The downtown Austin market has become flush with high rise lofts downtown and in the University of Texas campus area, making them good investments for students, young professionals and empty-nesters.

For detailed information on the numerous housing markets and neighborhoods around Austin, visit the Austin Relocation Guide’s Housing and Neighborhoods website, or order your copy of the current edition of the Austin Relocation Guide.

Buyers want more options, and Austin homebuilders have responded by building more townhomes, garden homes and condos to accommodate those desires.

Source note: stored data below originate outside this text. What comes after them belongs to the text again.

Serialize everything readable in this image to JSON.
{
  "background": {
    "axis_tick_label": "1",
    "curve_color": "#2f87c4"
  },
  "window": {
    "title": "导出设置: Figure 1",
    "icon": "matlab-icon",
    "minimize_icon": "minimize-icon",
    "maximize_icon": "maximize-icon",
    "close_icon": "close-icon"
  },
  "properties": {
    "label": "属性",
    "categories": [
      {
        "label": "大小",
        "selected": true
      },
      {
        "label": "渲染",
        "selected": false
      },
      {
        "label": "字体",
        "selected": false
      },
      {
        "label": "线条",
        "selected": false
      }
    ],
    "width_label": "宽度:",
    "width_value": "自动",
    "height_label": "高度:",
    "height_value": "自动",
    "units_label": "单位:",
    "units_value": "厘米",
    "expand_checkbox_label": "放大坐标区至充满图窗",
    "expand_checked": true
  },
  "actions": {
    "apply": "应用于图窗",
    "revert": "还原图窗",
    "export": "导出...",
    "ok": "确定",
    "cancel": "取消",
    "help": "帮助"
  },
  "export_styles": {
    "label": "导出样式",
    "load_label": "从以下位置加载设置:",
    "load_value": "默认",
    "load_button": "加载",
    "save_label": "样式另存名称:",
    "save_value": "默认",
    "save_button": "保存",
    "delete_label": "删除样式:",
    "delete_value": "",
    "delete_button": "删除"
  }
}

Find garden homes, zero lot line homes and condominiums in heavily populated areas like Round Rock, Cedar Park, downtown and south Austin. Find duplexes throughout the city, usually sprinkled throughout a development in to maximize development versus higher property costs. The inner city loft and condo developments have become also more popular as the warehouse district has rejuvenated downtown, especially for those relocated from larger cities like Chicago and New York, where they live in the same building they office out of, or don’t care about a yard or living in an isolated format. Lofts in the downtown and West Campus areas have also become viable options for students attending the University of Texas at Austin.

It’s hard not to love all that’s great about downtown Austin Texas – so it doesn’t come as much of a surprise that there’s been a lot more activity when it comes to downtown real estate. After all, downtowns all over the country are the place to be, and it’s easy to understand why. They are often the epicenters of culture and creativity, of hipness and newness, and vibrant with possibilities for the future of a city.

Austin Texas is no exception. The city’s downtown offers a vibrant lifestyle and is an exciting alternative to single-family homes in more traditional, suburban neighborhoods. This kind of “Austin-style” urban living means residents have easy access to all the city has to offer: a thriving entertainment district; the best in music, arts and film; fabulous restaurants; great bars; and a plethora of outdoor activities around Lady Bird Lake. From low-rise condos dotting the shores of the lake to high-rise loft living, there’s no doubt that the perks to living downtown can’t be beat.

If you’re new to the area, living in corporate housing or renting in the community area is a great idea – and a great opportunity to discover areas of town before you decide to buy.

An excellent source for finding out the intricacies of renting property in Texas is the Austin Tenants Council. The ATC’s counseling line at 474-1961 is open only for Travis County residents, however, the organization’s website ( has valuable Texas property code details and tenant/landlord information and forms for residents of surrounding counties. No matter what you decide, those new to the Austin and Central Texas area will soon discover just how much the city has to offer when it comes to housing, neighborhoods, amenities, options, and much more.